Bernard Quiriny, Une collection particulière

Microcosmes

Bernard QUIRINY, Une col­lec­tion très par­ti­c­ulière, Seuil, 2012

quiriny une collection tres particuliereAprès une pre­mière ten­ta­tive romanesque uchronique, Les assoif­fées, qui imag­i­nait une Bel­gique dev­enue une dic­tature fémin­iste vis­itée par une délé­ga­tion « de très haut niveau », Bernard Quiriny revient à ses pre­mières amours, celles qui lui val­urent le Prix Rossel pour ses Con­tes car­ni­vores. Un point com­mun réu­nit néan­moins ce nou­veau recueil de minia­tures fan­tasques et ce pre­mier roman : la fig­ure désor­mais récur­rente de Pierre Gould dont l’étonnante bib­lio­thèque sert de fil rouge à cette col­lec­tion très par­ti­c­ulière.

Qui est Pierre Gould ? D’origine belge – comme son auteur – il est fait d’un étrange alliage d’érudition et de rou­blardise. Volon­tiers van­i­teux ou vénal, il échafaude en toute immod­estie des théories qui ne recu­lent jamais face aux murs exi­gus du principe de réal­ité. La vis­ite de cer­taines sec­tions de sa bib­lio­thèque con­firme cette propen­sion aux objets rares, réu­nis sous l’égide d’une pas­sion qui rap­pelle le charme bigar­ré des cab­i­nets de curiosité. On y décou­vre par exem­ple une série d’ouvrages « éva­porés » qui, reliés à l’ambition de leurs créa­teurs d’être com­posés selon un équili­bre par­fait, con­tin­u­ent en silence à se cor­riger eux-mêmes, retran­chant ici une page, là un mot ou un para­graphe, pour com­plaire à un idéal esthé­tique han­té par les sirènes de la per­fec­tion. Les oulip­i­ens auront, eux, une ten­dresse par­ti­c­ulière pour les livres gigognes dont le chef‑d’œuvre pour­rait bien être Matins frais, un roman du Suisse Fer­di­nand Her­cule. D’apparence banal, c’est à la qual­ité de son lecteur qu’il dévoile peu à peu l’infinité des tiroirs qu’il recèle, des « sous-livres » comme les appel­lent Pierre Gould. Sous l’écorce du roman, un œil exer­cé trou­vera en vrac des nou­velles, des essais, des prières ou même des dessins éro­tiques en reliant entre elles au cray­on cer­taines let­tres. Livre obsé­dant dont le piège peut se refer­mer sur celui qui, pour sat­is­faire à son désir d’y décou­vrir une nou­velle vari­ante, sera ten­té d’inventer de com­plex­es algo­rithmes pour ajouter une clé à un trousseau déjà bien gar­ni.
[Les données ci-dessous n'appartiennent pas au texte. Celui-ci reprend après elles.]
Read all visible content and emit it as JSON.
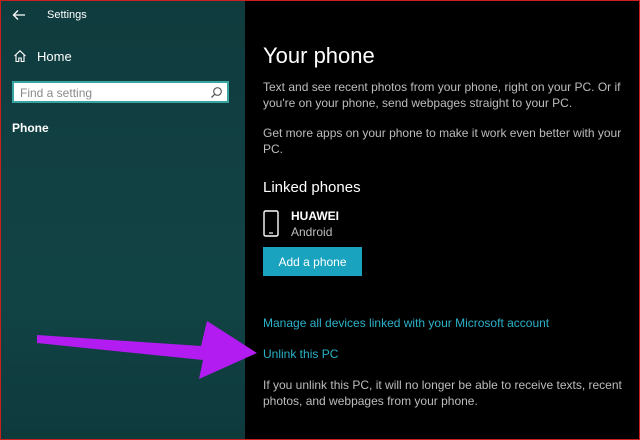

Par­al­lèle­ment à la vis­ite de cette col­lec­tion de micro­cosmes lit­téraires qui aurait ravi un André Blavier, Bernard Quiriny nous invite égale­ment à déam­buler dans une série de villes aux car­ac­téris­tiques sin­gulières. Le vis­i­teur qui se ren­dra à Oromé, en Bolivie, sera frap­pé par la décrépi­tude d’une cité qu’aucun indice économique ou social ne sem­ble pour­tant con­damn­er au déclin. Résignés, les habi­tants con­sta­tent sans bronch­er l’écroulement d’un immeu­ble ou l’accumulation des nids de poules qui ren­dent les routes peu à peu imprat­i­ca­bles. À Port Lafar, en Egypte, l’attraction touris­tique majeure est une maque­tte de la ville réal­isée avec un zèle obses­sion­nel par un chauf­feur de taxi retraité, ouvrage qui fait écho aux livres gigognes rassem­blés par Pierre Gould. Dernière série jubi­la­toire, Notre époque s’amuse de modes imag­i­naires ou d’étrangetés qui, du droit absolu pour un indi­vidu de chang­er son patronyme à une épidémie de per­mu­ta­tion des corps lors de l’acte sex­uel, mul­ti­plient les plaisirs de vis­iter en com­pag­nie de Pierre Gould ces mon­des drôles et inquié­tants dont Bernard Quiriny s’est fait le mali­cieux démi­urge.